As part of the retaliation, a VA psychologist went into his medical records and wrote fake notes that claimed he had dementia. The psychologist then circulated the notes throughout the VA system in order to discredit DeNofrio. A vicious cycle ensued. DeNofrio would blow the whistle on misconduct or malfeasance in the VA, and the VA would retaliate. DeNofrio was denied promotions, threatened with lower performance ratings, denied overtime and comp time. “My position was marginalized to the point that it created the impression that I was irrelevant as an employee,” he said
In 2019, DeNofrio switched to a virtual position as an analyst based out of Pittsburgh. All of his former supervisory staff at the Altoona VA either retired or were replaced.

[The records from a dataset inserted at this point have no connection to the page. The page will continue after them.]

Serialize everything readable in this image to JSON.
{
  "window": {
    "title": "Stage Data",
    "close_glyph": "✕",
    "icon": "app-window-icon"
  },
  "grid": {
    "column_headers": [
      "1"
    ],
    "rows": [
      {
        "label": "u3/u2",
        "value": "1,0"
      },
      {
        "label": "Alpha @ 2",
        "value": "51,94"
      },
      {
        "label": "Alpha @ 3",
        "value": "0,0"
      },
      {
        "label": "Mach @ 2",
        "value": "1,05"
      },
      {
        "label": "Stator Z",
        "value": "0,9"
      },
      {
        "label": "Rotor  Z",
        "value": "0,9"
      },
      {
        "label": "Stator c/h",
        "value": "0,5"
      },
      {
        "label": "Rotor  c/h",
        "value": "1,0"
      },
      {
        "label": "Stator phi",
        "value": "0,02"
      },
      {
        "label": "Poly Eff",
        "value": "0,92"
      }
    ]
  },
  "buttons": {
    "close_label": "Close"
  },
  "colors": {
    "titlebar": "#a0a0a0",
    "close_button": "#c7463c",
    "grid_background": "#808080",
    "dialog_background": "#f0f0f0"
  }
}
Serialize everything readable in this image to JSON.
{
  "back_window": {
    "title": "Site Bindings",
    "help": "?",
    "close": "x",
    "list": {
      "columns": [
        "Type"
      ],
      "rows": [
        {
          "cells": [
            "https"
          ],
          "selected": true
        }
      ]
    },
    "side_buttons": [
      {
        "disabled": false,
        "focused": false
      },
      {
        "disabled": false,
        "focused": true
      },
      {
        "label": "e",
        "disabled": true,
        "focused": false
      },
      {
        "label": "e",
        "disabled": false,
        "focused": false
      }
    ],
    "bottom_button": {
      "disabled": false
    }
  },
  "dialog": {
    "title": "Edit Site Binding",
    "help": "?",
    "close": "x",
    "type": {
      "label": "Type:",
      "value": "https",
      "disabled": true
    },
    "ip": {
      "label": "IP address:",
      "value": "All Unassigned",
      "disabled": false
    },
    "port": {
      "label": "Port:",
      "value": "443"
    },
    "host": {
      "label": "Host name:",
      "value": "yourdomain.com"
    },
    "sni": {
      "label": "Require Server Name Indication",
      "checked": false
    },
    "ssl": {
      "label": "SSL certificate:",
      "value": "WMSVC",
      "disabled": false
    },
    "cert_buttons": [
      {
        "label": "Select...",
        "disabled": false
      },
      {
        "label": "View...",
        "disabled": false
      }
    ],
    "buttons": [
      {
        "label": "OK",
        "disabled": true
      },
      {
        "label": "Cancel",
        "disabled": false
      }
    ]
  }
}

The Department of Veterans Affairs gets the largest number of whistleblower complaints of any federal agency. A law was passed to protect whistleblowers in the VA, the Veterans Accountability Act of 2017. However, a 2019 report by the VA Inspector General stated that the Office of Accountability and Whistleblower Protection (OAWP) acted inconsistent with its authority and floundered in its mission to protect whistleblowers. The report noted that OAWP had no procedures to protect VA whistleblowers. In one case, they investigated a whistleblower in what looked like retaliation for him blowing the whistle. The report noted that OAWP “engaged in misdeeds and missteps that appeared unsupportive of whistleblowers.” The VA issued a statement that stated they conducted an in-depth review of DeNofrio’s allegations and determined that the most serious charges were not substantiated. The VA Inspector General determined the VA adequately addressed the allegations and closed its case in 2016.
Currently, DeNofrio has a case pending in federal court against the VA that was initiated in 2013. He works with Congress as an advocate for change at the VA and is a vital part of the whistleblower community. DeNofrio has a book coming out in the next few months and is grateful for his wife, who has stood beside him and supported him.
DeNofrio may not realize it, but he has continued the legacy of his forefathers, heroes one and all.